Jambes croisées, le nez face à un mur, les fesses sur un coussin, le coussin
sur une natte, en piste pour quarante minutes de zazen (méditation assise).
On se dit que dans la pénombre douce d'un matin d'été, on va somnoler
discrètement. Ni vu ni connu. La dizaine de personnes présente dans la
grande salle a aussi le regard tourné contre les parois. Autour, plus
loin, le silence de la montagne avant les premiers bruits de l'aurore,
à 1000 m d'altitude, à la lisière des Cévennes. Depuis cinq ans, un temple
bouddhiste zen s'est installé dans une solide ferme ardéchoise, rebaptisée
pour l'occasion "La Demeure sans limites " (la Demeure, disent les habitués).

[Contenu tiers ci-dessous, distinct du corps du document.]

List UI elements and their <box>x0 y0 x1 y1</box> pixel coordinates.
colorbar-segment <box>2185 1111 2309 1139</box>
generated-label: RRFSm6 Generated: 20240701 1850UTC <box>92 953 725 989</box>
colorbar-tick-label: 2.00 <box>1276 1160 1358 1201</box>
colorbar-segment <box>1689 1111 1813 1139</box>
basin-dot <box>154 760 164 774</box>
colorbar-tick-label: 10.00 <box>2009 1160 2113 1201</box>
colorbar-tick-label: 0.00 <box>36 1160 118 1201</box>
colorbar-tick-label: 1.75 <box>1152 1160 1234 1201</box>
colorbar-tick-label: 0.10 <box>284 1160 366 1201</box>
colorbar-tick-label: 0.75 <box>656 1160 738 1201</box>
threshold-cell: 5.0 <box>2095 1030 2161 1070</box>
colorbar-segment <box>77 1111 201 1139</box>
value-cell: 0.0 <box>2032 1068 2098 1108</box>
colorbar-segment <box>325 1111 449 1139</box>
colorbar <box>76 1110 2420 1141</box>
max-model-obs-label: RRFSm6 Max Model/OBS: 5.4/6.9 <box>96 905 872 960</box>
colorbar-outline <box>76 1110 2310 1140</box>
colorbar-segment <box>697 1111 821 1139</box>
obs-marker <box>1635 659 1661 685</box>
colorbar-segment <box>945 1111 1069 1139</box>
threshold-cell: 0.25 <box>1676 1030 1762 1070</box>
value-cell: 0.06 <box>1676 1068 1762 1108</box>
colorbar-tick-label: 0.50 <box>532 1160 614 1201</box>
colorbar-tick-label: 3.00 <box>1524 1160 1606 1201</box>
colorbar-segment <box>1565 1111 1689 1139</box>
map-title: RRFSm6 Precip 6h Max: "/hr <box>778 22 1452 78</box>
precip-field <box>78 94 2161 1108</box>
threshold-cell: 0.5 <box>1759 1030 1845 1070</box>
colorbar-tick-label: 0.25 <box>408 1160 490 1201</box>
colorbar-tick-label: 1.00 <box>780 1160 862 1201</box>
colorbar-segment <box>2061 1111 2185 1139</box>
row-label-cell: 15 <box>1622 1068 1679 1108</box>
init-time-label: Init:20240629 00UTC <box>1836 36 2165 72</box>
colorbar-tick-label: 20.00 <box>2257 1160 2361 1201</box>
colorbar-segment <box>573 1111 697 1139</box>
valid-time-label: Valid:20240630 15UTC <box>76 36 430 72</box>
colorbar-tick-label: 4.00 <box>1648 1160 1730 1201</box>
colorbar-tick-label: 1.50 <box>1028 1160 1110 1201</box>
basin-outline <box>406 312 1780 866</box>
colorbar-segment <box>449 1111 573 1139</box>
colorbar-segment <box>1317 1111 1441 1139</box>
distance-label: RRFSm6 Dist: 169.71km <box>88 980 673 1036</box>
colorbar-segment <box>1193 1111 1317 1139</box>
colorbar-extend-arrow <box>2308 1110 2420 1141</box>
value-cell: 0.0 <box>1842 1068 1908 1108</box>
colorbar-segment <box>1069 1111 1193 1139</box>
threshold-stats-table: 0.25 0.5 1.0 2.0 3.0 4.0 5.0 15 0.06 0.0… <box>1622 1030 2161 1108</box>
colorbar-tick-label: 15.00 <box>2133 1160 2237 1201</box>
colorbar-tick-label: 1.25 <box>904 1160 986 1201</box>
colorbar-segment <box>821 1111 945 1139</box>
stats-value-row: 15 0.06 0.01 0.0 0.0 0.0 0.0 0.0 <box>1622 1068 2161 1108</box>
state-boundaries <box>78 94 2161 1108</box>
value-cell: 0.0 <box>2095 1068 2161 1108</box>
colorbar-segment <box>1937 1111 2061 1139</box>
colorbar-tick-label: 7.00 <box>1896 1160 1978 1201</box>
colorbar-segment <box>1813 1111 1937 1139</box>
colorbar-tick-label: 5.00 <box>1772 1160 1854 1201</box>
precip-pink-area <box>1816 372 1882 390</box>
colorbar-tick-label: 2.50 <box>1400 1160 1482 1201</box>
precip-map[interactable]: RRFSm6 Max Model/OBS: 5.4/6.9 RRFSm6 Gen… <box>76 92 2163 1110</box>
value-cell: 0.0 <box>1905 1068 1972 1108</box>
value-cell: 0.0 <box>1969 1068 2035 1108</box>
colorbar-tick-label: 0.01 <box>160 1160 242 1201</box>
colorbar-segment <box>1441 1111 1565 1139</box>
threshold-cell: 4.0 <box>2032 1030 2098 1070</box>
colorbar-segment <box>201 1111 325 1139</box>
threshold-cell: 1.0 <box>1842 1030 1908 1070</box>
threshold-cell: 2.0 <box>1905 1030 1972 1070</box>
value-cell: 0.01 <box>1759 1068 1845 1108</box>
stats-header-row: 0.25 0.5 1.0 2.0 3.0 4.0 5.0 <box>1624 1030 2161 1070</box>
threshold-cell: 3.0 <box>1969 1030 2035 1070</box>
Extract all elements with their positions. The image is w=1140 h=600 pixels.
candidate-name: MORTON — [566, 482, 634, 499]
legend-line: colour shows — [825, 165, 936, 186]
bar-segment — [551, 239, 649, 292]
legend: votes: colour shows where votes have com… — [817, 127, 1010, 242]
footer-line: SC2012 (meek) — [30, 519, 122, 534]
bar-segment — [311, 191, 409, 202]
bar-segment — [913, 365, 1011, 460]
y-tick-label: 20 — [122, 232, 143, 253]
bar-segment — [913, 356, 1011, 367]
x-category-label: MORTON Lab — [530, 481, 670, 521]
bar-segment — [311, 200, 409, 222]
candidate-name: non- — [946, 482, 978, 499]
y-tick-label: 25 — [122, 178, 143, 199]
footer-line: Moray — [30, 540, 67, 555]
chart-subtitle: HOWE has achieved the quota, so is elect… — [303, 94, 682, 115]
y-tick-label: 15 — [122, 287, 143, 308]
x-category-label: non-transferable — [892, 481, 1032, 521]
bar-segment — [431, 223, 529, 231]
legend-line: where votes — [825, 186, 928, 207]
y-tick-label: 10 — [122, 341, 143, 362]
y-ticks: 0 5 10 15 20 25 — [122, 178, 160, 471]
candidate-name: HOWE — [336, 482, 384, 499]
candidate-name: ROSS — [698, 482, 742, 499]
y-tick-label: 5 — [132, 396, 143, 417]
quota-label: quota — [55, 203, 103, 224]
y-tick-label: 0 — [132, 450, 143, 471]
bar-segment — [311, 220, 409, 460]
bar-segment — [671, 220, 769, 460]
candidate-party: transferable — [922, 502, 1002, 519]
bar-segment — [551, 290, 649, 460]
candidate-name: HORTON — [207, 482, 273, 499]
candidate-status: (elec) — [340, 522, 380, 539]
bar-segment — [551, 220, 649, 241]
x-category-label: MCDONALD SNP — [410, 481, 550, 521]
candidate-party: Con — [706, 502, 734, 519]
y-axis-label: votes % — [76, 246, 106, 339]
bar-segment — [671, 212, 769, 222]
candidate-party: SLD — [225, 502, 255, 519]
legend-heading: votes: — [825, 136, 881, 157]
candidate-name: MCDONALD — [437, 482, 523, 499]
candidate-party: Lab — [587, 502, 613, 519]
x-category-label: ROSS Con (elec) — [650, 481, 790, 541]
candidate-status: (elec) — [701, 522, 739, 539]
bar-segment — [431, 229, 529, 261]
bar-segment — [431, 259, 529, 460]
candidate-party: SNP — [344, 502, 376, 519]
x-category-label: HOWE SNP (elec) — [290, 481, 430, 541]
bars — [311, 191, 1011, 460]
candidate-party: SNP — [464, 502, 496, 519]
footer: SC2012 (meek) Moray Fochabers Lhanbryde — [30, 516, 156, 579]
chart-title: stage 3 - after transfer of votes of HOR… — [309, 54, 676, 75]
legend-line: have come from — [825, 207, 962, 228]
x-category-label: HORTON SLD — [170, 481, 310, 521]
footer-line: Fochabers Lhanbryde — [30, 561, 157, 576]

Il peut accueillir une quinzaine de participants, pour un jour, une semaine,
un mois.. .On y fait des retraites plutôt actives. Elles mettent en pratique
un zen du quotidien qui entrelace au fil de la journée les activités les
plus simples, ménage, cuisine, jardinage…et la méditation, les lectures
et l'enseignement. La responsable de ce lieu à mi-chemin entre monastère
et phalanstère - tout le monde met la main à la pâte est une Française
d'une quarantaine d'années, Luce - Jôshin (son nom bouddhiste) - Bachoux,
que l'on appelle Sensei (" professeur " en japonais). Elancée, les cheveux
réduits au minimum, le regard et le profil aigus, Sensei a des allures
de Brigitte Fontaine, une présence austère. Eclairée par un abord amène,
des rires en éclats et une attention sans faille. Apres avoir débuté le
zen en Europe, elle a séjourné quatre ans à Zuigakuin, un petit temple
nippon perdu dans la montagne, avant d'être ordonnée moine, à la demande
de son maître, Moriyama Roshi, elle est revenue en France ouvrir ce temple
en Ardèche. II appartient à la branche appelée Soto, courant bouddhiste
majoritaire aujourd'hui au Japon avec près de 15 000 bâtiments religieux,
fondé, avec plus ou moins de rigueur selon les maîtres, sur l'effort spirituel
autant que manuel. "Un effort sans effort ", avertit Sensei. Paradoxe
du zen. sans effort, on est une bûche, avec trop d'efforts, on reste dans
la tension. Il s'agit de trouver un équilibre entre la discipline et l'ouverture
à ce qui se passe autour de soi."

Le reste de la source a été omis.